The issue is what Chapman becomes without his overpowering fastball. Take away a heater thrown consistently over 100 mph, and Chapman is more of an average reliever. Just look at how many hard-throwing relievers the Yankees have at their disposal. They aren’t as rare as they used to be. Chapman’s off-speed arsenal is mainly effective due to the drastic difference in velocity, not due to bite or movement. As the gap in velocity closes, Chapman becomes more hittable. That gap has been shrinking for the past three seasons, and Chapman doesn’t have access to the Fountain of Youth.
We’ve seen Chapman try to overcompensate when his velocity isn’t there, which results in a loss of command.
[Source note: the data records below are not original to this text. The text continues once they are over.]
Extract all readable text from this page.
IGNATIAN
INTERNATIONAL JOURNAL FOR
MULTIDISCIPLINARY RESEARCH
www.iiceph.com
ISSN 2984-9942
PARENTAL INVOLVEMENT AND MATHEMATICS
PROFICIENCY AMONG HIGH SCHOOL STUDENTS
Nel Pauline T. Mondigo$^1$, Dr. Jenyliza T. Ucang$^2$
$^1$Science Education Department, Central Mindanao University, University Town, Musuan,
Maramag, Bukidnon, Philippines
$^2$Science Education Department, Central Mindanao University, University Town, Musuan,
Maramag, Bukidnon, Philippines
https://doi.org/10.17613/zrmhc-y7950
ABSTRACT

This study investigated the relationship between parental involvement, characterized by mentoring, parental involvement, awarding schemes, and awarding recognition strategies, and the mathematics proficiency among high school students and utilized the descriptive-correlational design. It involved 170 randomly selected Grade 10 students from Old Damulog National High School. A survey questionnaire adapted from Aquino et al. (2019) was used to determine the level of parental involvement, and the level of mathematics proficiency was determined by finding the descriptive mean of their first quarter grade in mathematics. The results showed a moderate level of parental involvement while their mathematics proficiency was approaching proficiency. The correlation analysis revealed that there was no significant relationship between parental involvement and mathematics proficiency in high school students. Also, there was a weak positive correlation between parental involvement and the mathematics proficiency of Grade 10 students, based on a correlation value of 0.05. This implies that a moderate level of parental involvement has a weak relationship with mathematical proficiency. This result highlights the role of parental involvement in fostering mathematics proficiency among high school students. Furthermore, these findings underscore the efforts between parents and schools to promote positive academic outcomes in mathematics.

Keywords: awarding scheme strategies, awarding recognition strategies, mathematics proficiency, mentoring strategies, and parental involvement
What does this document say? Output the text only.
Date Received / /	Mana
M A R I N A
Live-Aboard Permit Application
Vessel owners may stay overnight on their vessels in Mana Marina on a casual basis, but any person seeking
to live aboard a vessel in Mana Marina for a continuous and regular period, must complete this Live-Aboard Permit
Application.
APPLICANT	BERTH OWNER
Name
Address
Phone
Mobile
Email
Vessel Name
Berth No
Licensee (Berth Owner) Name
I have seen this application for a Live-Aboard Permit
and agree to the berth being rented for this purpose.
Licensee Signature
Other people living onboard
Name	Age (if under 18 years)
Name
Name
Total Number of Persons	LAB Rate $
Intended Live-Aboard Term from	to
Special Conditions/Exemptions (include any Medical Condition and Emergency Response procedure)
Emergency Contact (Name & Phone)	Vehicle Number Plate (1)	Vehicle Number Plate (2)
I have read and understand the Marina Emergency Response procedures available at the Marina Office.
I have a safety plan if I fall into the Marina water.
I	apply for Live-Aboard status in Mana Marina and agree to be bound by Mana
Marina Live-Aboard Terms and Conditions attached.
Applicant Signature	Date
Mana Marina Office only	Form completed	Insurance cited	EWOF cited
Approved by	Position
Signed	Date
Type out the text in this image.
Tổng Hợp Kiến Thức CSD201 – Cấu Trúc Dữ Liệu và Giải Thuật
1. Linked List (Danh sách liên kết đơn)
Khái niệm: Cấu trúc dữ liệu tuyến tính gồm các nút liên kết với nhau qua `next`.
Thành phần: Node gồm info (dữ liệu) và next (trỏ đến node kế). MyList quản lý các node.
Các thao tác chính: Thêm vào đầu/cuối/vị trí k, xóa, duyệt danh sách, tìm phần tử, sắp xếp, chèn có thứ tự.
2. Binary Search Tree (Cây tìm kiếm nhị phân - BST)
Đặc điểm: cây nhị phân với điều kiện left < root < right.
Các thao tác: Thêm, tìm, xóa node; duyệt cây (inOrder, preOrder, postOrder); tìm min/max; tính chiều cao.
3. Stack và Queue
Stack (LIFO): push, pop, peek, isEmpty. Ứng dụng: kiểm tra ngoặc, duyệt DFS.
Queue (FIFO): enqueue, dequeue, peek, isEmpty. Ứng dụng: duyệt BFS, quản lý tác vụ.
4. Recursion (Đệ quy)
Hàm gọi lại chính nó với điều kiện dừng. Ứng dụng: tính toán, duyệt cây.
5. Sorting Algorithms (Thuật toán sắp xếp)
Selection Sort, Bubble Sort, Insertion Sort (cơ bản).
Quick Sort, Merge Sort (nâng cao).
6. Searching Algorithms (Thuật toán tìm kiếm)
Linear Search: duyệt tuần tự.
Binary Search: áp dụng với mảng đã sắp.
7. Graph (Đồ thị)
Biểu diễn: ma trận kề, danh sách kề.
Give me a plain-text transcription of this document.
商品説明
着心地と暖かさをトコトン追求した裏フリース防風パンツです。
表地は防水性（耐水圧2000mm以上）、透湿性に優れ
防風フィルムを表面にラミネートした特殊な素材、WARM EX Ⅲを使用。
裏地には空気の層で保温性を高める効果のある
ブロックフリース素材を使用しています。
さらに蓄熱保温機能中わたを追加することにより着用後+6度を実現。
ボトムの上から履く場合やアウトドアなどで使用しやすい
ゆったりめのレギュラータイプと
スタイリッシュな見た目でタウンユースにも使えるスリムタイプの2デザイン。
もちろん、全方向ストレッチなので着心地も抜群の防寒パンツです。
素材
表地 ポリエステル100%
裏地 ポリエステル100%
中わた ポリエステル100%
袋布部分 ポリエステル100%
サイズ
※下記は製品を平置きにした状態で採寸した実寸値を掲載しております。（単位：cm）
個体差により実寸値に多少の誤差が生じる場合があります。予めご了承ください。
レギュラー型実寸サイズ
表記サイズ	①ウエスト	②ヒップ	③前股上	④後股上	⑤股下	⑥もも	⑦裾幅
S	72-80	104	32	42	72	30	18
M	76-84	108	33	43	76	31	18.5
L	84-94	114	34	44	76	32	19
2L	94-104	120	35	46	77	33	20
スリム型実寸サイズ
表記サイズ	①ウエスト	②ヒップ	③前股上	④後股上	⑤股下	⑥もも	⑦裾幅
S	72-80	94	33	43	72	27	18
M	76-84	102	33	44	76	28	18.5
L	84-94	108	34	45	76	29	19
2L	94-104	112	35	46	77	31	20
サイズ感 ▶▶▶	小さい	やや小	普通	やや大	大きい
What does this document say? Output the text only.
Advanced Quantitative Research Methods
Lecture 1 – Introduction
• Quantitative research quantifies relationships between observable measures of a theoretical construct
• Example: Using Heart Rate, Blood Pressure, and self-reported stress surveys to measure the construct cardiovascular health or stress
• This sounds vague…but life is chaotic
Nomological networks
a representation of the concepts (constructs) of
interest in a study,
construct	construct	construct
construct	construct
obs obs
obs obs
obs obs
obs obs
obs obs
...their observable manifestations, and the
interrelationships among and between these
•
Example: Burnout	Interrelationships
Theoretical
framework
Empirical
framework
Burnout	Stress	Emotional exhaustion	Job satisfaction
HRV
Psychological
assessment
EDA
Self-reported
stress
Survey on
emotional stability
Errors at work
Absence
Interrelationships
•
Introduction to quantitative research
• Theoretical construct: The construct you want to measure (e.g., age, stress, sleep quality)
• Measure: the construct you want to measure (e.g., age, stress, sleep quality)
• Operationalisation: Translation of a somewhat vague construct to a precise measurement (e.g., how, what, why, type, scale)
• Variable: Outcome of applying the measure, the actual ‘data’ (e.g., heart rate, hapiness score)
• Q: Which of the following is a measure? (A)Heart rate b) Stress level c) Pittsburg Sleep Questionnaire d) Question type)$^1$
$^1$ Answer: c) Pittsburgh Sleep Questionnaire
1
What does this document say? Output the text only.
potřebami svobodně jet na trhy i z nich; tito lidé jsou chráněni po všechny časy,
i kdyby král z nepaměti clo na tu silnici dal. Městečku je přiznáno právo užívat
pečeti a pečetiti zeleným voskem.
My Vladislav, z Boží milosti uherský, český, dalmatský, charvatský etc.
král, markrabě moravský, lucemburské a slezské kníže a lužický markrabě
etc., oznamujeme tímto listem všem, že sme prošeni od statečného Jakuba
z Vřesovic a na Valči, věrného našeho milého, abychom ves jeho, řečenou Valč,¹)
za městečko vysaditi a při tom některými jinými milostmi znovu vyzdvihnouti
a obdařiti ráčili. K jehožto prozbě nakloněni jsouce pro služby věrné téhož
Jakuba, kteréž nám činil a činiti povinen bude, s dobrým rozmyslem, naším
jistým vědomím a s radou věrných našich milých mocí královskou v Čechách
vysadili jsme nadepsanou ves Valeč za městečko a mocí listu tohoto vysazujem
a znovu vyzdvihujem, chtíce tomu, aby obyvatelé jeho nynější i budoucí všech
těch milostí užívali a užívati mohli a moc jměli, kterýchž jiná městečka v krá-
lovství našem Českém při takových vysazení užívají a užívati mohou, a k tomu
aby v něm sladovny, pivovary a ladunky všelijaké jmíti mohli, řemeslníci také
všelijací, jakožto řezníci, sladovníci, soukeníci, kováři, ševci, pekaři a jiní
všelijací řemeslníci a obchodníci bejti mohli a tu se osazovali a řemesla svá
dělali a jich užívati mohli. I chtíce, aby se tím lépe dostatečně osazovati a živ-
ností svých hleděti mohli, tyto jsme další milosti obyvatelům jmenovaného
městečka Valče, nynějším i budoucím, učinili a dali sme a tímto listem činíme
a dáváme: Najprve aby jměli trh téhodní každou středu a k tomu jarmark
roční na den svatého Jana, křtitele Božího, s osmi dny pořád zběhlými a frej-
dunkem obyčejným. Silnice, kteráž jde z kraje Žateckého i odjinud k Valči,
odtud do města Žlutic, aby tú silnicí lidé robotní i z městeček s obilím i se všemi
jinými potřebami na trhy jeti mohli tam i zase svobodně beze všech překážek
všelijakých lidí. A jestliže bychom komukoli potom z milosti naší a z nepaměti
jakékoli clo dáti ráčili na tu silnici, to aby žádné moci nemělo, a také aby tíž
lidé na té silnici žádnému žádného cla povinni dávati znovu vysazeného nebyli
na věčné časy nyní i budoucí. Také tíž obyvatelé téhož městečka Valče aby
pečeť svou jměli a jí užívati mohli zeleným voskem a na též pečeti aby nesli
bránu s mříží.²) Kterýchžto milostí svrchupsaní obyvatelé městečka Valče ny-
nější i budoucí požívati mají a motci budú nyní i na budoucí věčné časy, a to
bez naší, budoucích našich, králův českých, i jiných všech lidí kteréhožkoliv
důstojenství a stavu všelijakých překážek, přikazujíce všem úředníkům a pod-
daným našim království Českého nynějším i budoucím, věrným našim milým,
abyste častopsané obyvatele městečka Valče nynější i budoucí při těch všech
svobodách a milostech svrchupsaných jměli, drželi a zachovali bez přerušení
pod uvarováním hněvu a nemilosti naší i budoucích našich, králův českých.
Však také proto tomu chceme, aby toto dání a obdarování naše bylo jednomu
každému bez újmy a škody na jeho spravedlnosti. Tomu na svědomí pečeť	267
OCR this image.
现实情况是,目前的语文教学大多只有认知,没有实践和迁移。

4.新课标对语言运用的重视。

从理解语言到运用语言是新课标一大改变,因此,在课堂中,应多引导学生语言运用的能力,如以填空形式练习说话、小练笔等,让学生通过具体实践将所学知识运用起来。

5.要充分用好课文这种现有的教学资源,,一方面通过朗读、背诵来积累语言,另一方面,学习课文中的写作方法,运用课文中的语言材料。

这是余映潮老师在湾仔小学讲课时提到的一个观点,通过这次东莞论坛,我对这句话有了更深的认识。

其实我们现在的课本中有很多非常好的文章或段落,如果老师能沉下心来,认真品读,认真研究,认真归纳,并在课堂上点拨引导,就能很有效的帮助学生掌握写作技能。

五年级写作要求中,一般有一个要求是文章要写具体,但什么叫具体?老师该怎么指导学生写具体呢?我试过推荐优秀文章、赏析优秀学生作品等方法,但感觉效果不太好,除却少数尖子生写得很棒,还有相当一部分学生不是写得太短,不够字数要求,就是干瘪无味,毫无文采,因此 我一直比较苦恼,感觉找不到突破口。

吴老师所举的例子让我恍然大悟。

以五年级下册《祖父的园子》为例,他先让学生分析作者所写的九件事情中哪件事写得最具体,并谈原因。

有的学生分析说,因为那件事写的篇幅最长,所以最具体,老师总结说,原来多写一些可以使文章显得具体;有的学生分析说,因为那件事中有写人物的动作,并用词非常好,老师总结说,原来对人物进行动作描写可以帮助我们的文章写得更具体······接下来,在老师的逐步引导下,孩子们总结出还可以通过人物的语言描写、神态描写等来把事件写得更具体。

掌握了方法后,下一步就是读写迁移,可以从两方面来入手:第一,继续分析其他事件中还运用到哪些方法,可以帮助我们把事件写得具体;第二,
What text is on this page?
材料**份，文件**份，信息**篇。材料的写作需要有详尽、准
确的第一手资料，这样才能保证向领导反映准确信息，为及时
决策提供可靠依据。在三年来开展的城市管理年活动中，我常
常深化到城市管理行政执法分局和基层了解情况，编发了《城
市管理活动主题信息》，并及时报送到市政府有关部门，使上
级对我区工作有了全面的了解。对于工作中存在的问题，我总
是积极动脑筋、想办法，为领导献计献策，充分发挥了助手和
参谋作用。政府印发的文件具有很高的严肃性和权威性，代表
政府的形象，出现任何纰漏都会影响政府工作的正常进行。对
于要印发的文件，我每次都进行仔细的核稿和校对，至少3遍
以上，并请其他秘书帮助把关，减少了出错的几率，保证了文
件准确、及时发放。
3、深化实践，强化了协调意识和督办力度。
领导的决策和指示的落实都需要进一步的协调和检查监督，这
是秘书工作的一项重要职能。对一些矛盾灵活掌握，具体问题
It showed in his appearance against the Orioles when he walked a pair of batters in one inning of work. Fortunately, he escaped a jam, but he might not be so lucky if his fastball is no longer blowing hitters away.
Thanks to splurging for Chapman on a five-year, $86 million contract prior to last season, the Yankees will likely have the lefty in their bullpen until the end of the 2021 season, when Chapman will be entering his mid-thirties. His fastball may be entering the mid-nineties by then, or worse. We’ve seen Chapman fight off brutal slumps like he did last year, but you can’t fight off the aging process, and with age comes decline. We may be watching the beginning of that decline right now.